Aurélien Gampiot’s research compares black Jews in France to those in the United States. The comparison shows the extent to which the experience of black Jews is a result of the origins and connection of black Jews in each respective context. Thus, while the roots of many black Jews in the United States stretch back to the days of slavery and forced migration from Africa, through decades of institutionalized discrimination and prejudice that continues through contemporary experiences, the black Jews in France have a post-colonial background that colors their perception and experience; they often join with others as they shape their identities through community organizations, some of which are transnational, providing a wider base for forging identity out of the intersection of race, ethnicity, and religion.

Mira Niculescu’s focus is on Jewish Buddhists. In her essay she turns to a more theoretical understanding of the intersection of these two identities, showing variations in how that intersection is manifest as it situates itself in an “interstitial” area between the two. Her approach to intersecting identities fits well with the theme of intersecting ethnic, historical, religious, nationalistic, racial, collective, and individual identities, which the other contributors also discuss.

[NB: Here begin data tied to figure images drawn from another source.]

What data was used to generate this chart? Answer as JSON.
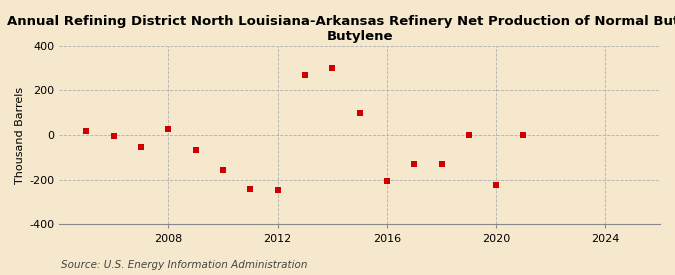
{
  "title": "Annual Refining District North Louisiana-Arkansas Refinery Net Production of Normal Butane-\nButylene",
  "ylabel": "Thousand Barrels",
  "source": "Source: U.S. Energy Information Administration",
  "background_color": "#f5e8cc",
  "years": [
    2005,
    2006,
    2007,
    2008,
    2009,
    2010,
    2011,
    2012,
    2013,
    2014,
    2015,
    2016,
    2017,
    2018,
    2019,
    2020,
    2021
  ],
  "values": [
    20,
    -5,
    -55,
    25,
    -65,
    -155,
    -240,
    -245,
    270,
    300,
    100,
    -205,
    -130,
    -130,
    -2,
    -225,
    -2
  ],
  "marker_color": "#cc0000",
  "marker_size": 5,
  "xlim": [
    2004,
    2026
  ],
  "ylim": [
    -400,
    400
  ],
  "yticks": [
    -400,
    -200,
    0,
    200,
    400
  ],
  "xticks": [
    2008,
    2012,
    2016,
    2020,
    2024
  ],
  "grid_color": "#b0b0b0",
  "title_fontsize": 9.5,
  "axis_fontsize": 8,
  "source_fontsize": 7.5
}
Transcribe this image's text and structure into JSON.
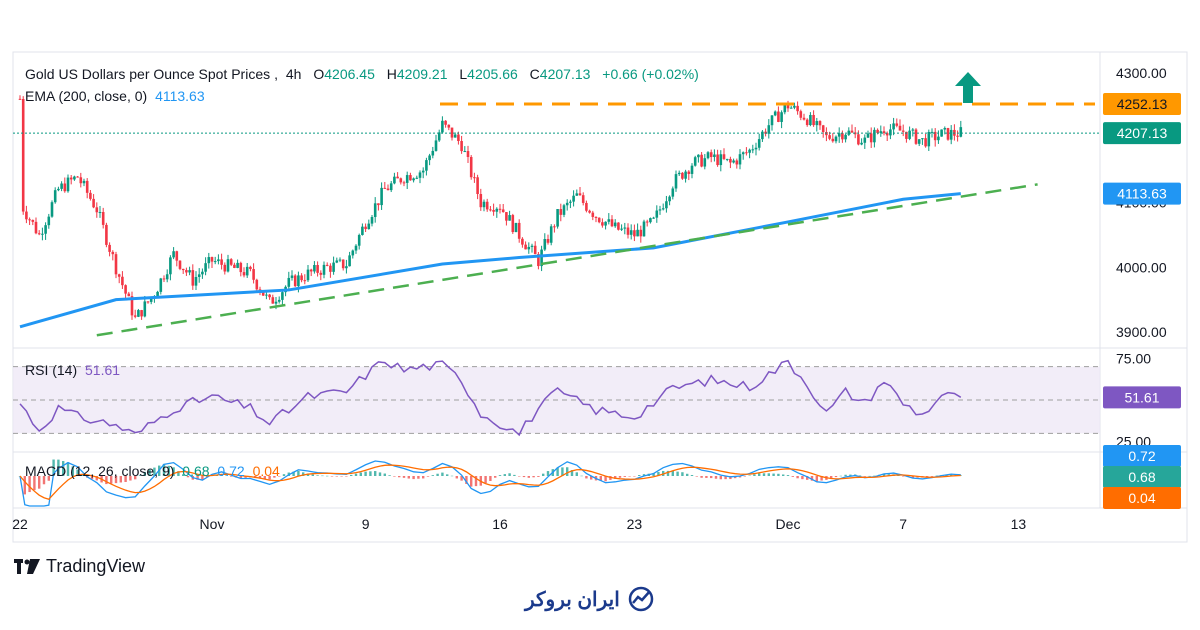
{
  "header": {
    "symbol": "Gold US Dollars per Ounce Spot Prices",
    "timeframe": "4h",
    "o_label": "O",
    "o_value": "4206.45",
    "h_label": "H",
    "h_value": "4209.21",
    "l_label": "L",
    "l_value": "4205.66",
    "c_label": "C",
    "c_value": "4207.13",
    "change": "+0.66 (+0.02%)",
    "ema_label": "EMA (200, close, 0)",
    "ema_value": "4113.63",
    "rsi_label": "RSI (14)",
    "rsi_value": "51.61",
    "macd_label": "MACD (12, 26, close, 9)",
    "macd_v1": "0.68",
    "macd_v2": "0.72",
    "macd_v3": "0.04"
  },
  "footer": {
    "tradingview": "TradingView",
    "brand": "ایران بروکر"
  },
  "colors": {
    "up": "#089981",
    "down": "#f23645",
    "ema": "#2196f3",
    "rsi": "#7e57c2",
    "resistance": "#ff9800",
    "support": "#4caf50",
    "macd_signal": "#ff6d00"
  },
  "chart_data": [
    {
      "type": "candlestick",
      "title": "Gold US Dollars per Ounce Spot Prices, 4h",
      "x_tick_labels": [
        "22",
        "Nov",
        "9",
        "16",
        "23",
        "Dec",
        "7",
        "13"
      ],
      "y_tick_labels": [
        "3900.00",
        "4000.00",
        "4100.00",
        "4300.00"
      ],
      "ylim": [
        3880,
        4320
      ],
      "price_labels": [
        {
          "name": "resistance",
          "value": 4252.13,
          "text": "4252.13",
          "color": "#ff9800"
        },
        {
          "name": "last",
          "value": 4207.13,
          "text": "4207.13",
          "color": "#089981"
        },
        {
          "name": "ema",
          "value": 4113.63,
          "text": "4113.63",
          "color": "#2196f3"
        }
      ],
      "resistance_level": 4252.13,
      "ema200": [
        {
          "x": "Oct 22",
          "y": 3908
        },
        {
          "x": "Oct 27",
          "y": 3950
        },
        {
          "x": "Nov 5",
          "y": 3965
        },
        {
          "x": "Nov 13",
          "y": 4005
        },
        {
          "x": "Nov 17",
          "y": 4015
        },
        {
          "x": "Nov 24",
          "y": 4030
        },
        {
          "x": "Dec 1",
          "y": 4070
        },
        {
          "x": "Dec 7",
          "y": 4105
        },
        {
          "x": "Dec 10",
          "y": 4113.63
        }
      ],
      "support_trendline": [
        {
          "x": "Oct 26",
          "y": 3895
        },
        {
          "x": "Dec 14",
          "y": 4128
        }
      ],
      "price_path": [
        {
          "x": "Oct 22",
          "y": 4260
        },
        {
          "x": "Oct 22",
          "y": 4100
        },
        {
          "x": "Oct 23",
          "y": 4050
        },
        {
          "x": "Oct 24",
          "y": 4120
        },
        {
          "x": "Oct 25",
          "y": 4140
        },
        {
          "x": "Oct 26",
          "y": 4090
        },
        {
          "x": "Oct 27",
          "y": 4000
        },
        {
          "x": "Oct 28",
          "y": 3920
        },
        {
          "x": "Oct 29",
          "y": 3960
        },
        {
          "x": "Oct 30",
          "y": 4020
        },
        {
          "x": "Oct 31",
          "y": 3980
        },
        {
          "x": "Nov 1",
          "y": 4010
        },
        {
          "x": "Nov 2",
          "y": 4000
        },
        {
          "x": "Nov 3",
          "y": 3990
        },
        {
          "x": "Nov 4",
          "y": 3945
        },
        {
          "x": "Nov 5",
          "y": 3975
        },
        {
          "x": "Nov 6",
          "y": 3990
        },
        {
          "x": "Nov 7",
          "y": 4000
        },
        {
          "x": "Nov 8",
          "y": 4005
        },
        {
          "x": "Nov 9",
          "y": 4070
        },
        {
          "x": "Nov 10",
          "y": 4120
        },
        {
          "x": "Nov 11",
          "y": 4140
        },
        {
          "x": "Nov 12",
          "y": 4150
        },
        {
          "x": "Nov 13",
          "y": 4220
        },
        {
          "x": "Nov 14",
          "y": 4190
        },
        {
          "x": "Nov 15",
          "y": 4100
        },
        {
          "x": "Nov 16",
          "y": 4095
        },
        {
          "x": "Nov 17",
          "y": 4050
        },
        {
          "x": "Nov 18",
          "y": 4010
        },
        {
          "x": "Nov 19",
          "y": 4080
        },
        {
          "x": "Nov 20",
          "y": 4110
        },
        {
          "x": "Nov 21",
          "y": 4080
        },
        {
          "x": "Nov 22",
          "y": 4060
        },
        {
          "x": "Nov 23",
          "y": 4050
        },
        {
          "x": "Nov 24",
          "y": 4070
        },
        {
          "x": "Nov 25",
          "y": 4130
        },
        {
          "x": "Nov 26",
          "y": 4160
        },
        {
          "x": "Nov 27",
          "y": 4170
        },
        {
          "x": "Nov 28",
          "y": 4160
        },
        {
          "x": "Nov 29",
          "y": 4180
        },
        {
          "x": "Nov 30",
          "y": 4220
        },
        {
          "x": "Dec 1",
          "y": 4250
        },
        {
          "x": "Dec 2",
          "y": 4230
        },
        {
          "x": "Dec 3",
          "y": 4200
        },
        {
          "x": "Dec 4",
          "y": 4210
        },
        {
          "x": "Dec 5",
          "y": 4195
        },
        {
          "x": "Dec 6",
          "y": 4215
        },
        {
          "x": "Dec 7",
          "y": 4210
        },
        {
          "x": "Dec 8",
          "y": 4195
        },
        {
          "x": "Dec 9",
          "y": 4205
        },
        {
          "x": "Dec 10",
          "y": 4207.13
        }
      ]
    },
    {
      "type": "line",
      "name": "RSI (14)",
      "y_tick_labels": [
        "75.00",
        "25.00"
      ],
      "ylim": [
        20,
        80
      ],
      "band": [
        30,
        70
      ],
      "midline": 50,
      "last_value": 51.61,
      "values": [
        {
          "x": "Oct 22",
          "y": 48
        },
        {
          "x": "Oct 23",
          "y": 32
        },
        {
          "x": "Oct 24",
          "y": 45
        },
        {
          "x": "Oct 25",
          "y": 40
        },
        {
          "x": "Oct 27",
          "y": 35
        },
        {
          "x": "Oct 28",
          "y": 29
        },
        {
          "x": "Oct 30",
          "y": 45
        },
        {
          "x": "Nov 1",
          "y": 52
        },
        {
          "x": "Nov 3",
          "y": 45
        },
        {
          "x": "Nov 4",
          "y": 36
        },
        {
          "x": "Nov 6",
          "y": 52
        },
        {
          "x": "Nov 8",
          "y": 55
        },
        {
          "x": "Nov 9",
          "y": 65
        },
        {
          "x": "Nov 10",
          "y": 74
        },
        {
          "x": "Nov 11",
          "y": 68
        },
        {
          "x": "Nov 12",
          "y": 70
        },
        {
          "x": "Nov 13",
          "y": 71
        },
        {
          "x": "Nov 14",
          "y": 62
        },
        {
          "x": "Nov 15",
          "y": 42
        },
        {
          "x": "Nov 17",
          "y": 30
        },
        {
          "x": "Nov 18",
          "y": 45
        },
        {
          "x": "Nov 19",
          "y": 55
        },
        {
          "x": "Nov 21",
          "y": 44
        },
        {
          "x": "Nov 23",
          "y": 40
        },
        {
          "x": "Nov 25",
          "y": 57
        },
        {
          "x": "Nov 27",
          "y": 62
        },
        {
          "x": "Nov 29",
          "y": 58
        },
        {
          "x": "Dec 1",
          "y": 73
        },
        {
          "x": "Dec 2",
          "y": 60
        },
        {
          "x": "Dec 3",
          "y": 42
        },
        {
          "x": "Dec 4",
          "y": 55
        },
        {
          "x": "Dec 5",
          "y": 48
        },
        {
          "x": "Dec 6",
          "y": 62
        },
        {
          "x": "Dec 7",
          "y": 48
        },
        {
          "x": "Dec 8",
          "y": 41
        },
        {
          "x": "Dec 9",
          "y": 53
        },
        {
          "x": "Dec 10",
          "y": 51.61
        }
      ]
    },
    {
      "type": "bar",
      "name": "MACD (12, 26, close, 9)",
      "values_shown": {
        "histogram": 0.04,
        "macd": 0.68,
        "signal": 0.72
      },
      "series": [
        {
          "name": "MACD",
          "color": "#2196f3"
        },
        {
          "name": "Signal",
          "color": "#ff6d00"
        },
        {
          "name": "Histogram",
          "color": "#26a69a"
        }
      ]
    }
  ]
}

Besides enlightening us about new perspectives on contemporary Jewry, I expect that these essays will provide a thought-provoking re-analysis of our own Jewish identities and the intersections that have shaped how they are experienced by us as individuals and collectively, wherever we may be hanging our hats in contemporary constellations.

Our research editor, Helen Kim, adds to our international focus in this issue by interviewing Adam Mendelsohn, director of the Isaac and Jessie Kaplan Centre for Jewish Studies and Research at the University of Cape Town, South Africa. As the primary source of Jewish studies and research in the area (and probably in all of Africa), the Kaplan Centre finds itself partnering with many other Jewish organizations to disseminate findings and reinforce Jewish identity. Clearly, the center itself is influenced by its situational uniqueness.

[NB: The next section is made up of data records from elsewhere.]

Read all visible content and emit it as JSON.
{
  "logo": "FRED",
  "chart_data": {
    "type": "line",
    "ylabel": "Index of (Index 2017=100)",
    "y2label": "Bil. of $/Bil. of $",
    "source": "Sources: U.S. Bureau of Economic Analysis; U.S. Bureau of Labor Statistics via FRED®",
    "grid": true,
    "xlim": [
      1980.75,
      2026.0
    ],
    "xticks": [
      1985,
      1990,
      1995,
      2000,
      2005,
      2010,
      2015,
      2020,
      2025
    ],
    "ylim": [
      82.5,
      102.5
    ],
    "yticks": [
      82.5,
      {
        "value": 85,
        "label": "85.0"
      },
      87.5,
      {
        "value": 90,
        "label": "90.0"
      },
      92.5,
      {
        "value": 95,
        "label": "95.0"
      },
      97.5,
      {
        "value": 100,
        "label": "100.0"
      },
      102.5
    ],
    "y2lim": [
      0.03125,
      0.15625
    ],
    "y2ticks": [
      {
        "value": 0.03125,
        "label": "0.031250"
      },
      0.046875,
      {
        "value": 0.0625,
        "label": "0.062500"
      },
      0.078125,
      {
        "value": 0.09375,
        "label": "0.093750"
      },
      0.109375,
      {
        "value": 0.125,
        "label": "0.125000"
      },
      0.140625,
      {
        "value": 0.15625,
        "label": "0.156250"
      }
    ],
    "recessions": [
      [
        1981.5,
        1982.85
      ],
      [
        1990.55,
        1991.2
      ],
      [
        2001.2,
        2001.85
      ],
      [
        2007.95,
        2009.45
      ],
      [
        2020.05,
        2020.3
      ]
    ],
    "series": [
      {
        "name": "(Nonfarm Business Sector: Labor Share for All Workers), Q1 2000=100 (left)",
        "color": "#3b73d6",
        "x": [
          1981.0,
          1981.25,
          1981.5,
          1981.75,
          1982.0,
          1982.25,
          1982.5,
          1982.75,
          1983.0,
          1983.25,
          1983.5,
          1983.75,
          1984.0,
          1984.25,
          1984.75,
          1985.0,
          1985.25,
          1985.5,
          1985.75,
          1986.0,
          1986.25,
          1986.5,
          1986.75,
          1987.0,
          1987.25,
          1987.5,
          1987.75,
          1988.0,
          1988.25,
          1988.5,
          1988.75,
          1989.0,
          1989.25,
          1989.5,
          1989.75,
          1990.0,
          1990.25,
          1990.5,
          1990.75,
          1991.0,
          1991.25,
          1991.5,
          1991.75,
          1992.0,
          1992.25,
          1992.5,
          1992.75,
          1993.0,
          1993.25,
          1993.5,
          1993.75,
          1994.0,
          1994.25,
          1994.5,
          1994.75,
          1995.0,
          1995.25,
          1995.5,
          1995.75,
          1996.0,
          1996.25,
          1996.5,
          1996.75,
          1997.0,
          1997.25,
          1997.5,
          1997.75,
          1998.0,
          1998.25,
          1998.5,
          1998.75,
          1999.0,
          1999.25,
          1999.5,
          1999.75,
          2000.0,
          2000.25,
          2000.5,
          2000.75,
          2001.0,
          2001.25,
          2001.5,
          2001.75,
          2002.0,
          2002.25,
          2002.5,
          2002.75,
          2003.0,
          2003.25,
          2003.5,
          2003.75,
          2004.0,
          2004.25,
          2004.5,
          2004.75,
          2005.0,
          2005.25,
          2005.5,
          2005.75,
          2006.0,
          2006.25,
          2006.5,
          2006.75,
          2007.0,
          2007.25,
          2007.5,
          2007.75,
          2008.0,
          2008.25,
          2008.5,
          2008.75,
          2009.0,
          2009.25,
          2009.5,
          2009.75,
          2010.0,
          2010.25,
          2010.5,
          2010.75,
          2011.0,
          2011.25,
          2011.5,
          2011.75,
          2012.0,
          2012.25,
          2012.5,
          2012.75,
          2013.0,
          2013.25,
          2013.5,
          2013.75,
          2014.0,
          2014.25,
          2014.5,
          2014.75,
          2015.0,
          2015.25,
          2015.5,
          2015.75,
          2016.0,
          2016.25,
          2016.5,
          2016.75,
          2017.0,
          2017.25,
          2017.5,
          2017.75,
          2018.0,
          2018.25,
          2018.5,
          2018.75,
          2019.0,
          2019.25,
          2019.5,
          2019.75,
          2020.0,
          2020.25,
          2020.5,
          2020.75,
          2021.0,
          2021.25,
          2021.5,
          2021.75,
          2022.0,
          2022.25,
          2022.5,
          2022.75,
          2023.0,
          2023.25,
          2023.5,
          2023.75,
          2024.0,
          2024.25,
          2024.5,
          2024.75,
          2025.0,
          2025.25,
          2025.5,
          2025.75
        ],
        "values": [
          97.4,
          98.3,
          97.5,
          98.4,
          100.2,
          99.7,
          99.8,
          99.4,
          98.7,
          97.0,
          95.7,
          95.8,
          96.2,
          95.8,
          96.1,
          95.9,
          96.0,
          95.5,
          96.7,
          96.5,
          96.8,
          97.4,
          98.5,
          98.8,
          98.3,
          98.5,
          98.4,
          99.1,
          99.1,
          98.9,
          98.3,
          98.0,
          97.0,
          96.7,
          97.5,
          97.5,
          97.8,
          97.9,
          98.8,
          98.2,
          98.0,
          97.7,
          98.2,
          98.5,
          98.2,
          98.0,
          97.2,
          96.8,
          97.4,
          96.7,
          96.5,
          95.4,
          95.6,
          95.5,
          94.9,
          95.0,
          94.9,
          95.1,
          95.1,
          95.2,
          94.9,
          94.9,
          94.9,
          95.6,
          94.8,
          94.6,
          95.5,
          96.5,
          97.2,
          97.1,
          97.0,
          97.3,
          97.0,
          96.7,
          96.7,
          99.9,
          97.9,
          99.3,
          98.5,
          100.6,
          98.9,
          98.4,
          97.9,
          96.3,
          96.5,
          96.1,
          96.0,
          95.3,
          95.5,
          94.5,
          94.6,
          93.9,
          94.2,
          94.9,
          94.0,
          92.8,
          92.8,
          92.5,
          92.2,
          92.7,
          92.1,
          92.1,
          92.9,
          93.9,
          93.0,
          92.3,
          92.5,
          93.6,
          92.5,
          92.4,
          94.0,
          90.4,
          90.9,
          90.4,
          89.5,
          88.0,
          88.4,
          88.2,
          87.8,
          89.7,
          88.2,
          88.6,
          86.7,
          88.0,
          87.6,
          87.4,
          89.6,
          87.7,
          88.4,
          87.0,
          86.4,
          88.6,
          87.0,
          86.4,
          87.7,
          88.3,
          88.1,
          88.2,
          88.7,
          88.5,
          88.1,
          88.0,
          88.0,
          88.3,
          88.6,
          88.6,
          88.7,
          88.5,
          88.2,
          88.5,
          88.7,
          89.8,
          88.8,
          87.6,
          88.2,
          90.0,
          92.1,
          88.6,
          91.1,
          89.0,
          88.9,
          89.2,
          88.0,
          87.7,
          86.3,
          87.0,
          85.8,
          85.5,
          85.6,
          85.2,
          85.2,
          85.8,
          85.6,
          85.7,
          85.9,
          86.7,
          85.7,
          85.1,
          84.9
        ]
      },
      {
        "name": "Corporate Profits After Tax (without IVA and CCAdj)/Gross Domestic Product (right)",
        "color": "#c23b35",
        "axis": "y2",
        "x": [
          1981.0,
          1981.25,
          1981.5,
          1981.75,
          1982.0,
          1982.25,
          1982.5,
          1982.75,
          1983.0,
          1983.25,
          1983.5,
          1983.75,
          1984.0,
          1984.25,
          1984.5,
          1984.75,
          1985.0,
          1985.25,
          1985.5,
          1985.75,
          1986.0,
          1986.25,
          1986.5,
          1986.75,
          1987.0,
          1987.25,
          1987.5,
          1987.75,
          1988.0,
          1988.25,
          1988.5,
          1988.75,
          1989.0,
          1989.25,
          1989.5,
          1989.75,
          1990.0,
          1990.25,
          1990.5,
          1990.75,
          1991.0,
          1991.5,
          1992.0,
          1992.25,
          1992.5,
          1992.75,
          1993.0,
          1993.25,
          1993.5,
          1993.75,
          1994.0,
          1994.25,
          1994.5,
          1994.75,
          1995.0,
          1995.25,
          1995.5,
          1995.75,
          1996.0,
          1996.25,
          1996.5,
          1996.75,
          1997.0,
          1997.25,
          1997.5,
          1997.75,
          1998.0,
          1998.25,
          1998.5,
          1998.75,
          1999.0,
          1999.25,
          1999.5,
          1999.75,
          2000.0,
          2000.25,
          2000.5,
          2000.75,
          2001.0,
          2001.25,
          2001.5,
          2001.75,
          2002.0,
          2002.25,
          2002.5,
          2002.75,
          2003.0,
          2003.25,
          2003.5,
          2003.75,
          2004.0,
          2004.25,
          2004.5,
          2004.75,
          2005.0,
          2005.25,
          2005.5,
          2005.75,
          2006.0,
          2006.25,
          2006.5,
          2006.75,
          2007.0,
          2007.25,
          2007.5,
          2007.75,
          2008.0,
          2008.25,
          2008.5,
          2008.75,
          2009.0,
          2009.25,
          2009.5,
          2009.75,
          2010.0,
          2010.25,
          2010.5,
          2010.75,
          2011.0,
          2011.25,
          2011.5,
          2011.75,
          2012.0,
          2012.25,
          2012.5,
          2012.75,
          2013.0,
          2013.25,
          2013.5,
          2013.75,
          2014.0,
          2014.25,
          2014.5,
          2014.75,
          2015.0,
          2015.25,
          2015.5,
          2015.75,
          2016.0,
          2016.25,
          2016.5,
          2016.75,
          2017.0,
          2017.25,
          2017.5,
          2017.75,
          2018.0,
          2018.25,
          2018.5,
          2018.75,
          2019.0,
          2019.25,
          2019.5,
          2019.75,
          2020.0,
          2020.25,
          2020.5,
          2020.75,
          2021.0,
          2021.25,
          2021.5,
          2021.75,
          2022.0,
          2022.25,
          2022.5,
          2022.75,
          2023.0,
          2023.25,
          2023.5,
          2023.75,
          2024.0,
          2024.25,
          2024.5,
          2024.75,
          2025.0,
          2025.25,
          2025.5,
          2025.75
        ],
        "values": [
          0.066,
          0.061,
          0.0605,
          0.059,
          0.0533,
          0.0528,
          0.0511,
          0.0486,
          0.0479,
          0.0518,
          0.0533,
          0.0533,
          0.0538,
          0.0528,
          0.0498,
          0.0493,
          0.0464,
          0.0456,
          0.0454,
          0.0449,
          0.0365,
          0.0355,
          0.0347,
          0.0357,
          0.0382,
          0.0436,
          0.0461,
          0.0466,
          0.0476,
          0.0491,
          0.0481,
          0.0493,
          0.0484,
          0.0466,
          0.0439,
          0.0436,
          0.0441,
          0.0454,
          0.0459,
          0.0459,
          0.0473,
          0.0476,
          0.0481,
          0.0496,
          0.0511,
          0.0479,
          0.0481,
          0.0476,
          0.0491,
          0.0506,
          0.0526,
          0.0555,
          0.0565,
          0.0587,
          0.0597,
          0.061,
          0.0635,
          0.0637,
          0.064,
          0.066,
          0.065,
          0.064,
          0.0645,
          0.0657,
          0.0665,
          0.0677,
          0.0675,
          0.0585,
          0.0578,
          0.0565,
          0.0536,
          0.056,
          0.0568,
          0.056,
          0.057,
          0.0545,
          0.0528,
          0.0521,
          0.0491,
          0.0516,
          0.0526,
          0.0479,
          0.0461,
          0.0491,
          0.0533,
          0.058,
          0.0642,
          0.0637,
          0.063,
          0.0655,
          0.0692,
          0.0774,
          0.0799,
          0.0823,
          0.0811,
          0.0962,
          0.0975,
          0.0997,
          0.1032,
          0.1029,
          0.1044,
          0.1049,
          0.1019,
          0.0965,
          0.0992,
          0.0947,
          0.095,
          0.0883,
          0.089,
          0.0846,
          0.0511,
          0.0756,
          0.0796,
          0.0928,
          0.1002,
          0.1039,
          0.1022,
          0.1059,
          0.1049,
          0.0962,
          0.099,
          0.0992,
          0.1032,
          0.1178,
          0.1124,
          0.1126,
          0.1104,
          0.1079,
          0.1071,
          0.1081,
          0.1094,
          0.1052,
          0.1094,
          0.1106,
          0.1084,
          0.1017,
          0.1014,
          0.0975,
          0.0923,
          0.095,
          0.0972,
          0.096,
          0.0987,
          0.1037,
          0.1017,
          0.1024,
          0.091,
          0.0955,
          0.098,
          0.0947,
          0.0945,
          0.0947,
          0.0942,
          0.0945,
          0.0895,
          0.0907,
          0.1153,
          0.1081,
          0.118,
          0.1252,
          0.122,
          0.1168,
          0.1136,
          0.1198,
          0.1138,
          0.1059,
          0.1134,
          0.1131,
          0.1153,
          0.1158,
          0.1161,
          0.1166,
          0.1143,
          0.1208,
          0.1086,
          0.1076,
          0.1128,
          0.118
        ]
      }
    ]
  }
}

And finally, we round out the issue with our book reviews and list of books received. In his brief reflection on the book review section to date, Daniel Parmer, book review editor, introduces the current reviews and presents others’ reflections on the books they favor in their teaching of contemporary Jewry. Aaron J. Hahn Tapper’s Judaisms: A Twenty-First Century Introduction to Jews and Jewish Identities, reviewed by Jennifer Thompson, surveys the complexity and plurality of the different types of global Judaisms. (This reflects the emphasis on plural Judaisms and "Judaicities" discussed at the 2015 ISSR session providing the majority of articles in this special issue). Naomi Prawer Kadar’s Raising Secular Jews: Yiddish Schools and Their Periodicals for American Children, 1917–1950, reviewed by Jonathan Krasner, traces the development of Jewish identity in the United States through Kadar's analysis of the children’s magazines published by four major Yiddish school networks; as the book explores the development of ideological and educational concerns over time, it too reminds us that no Jewish phenomenon can be well understood without a situational and intersectional contextualization.

As Parmer wishes us in his introduction to the book reviews, happy reading!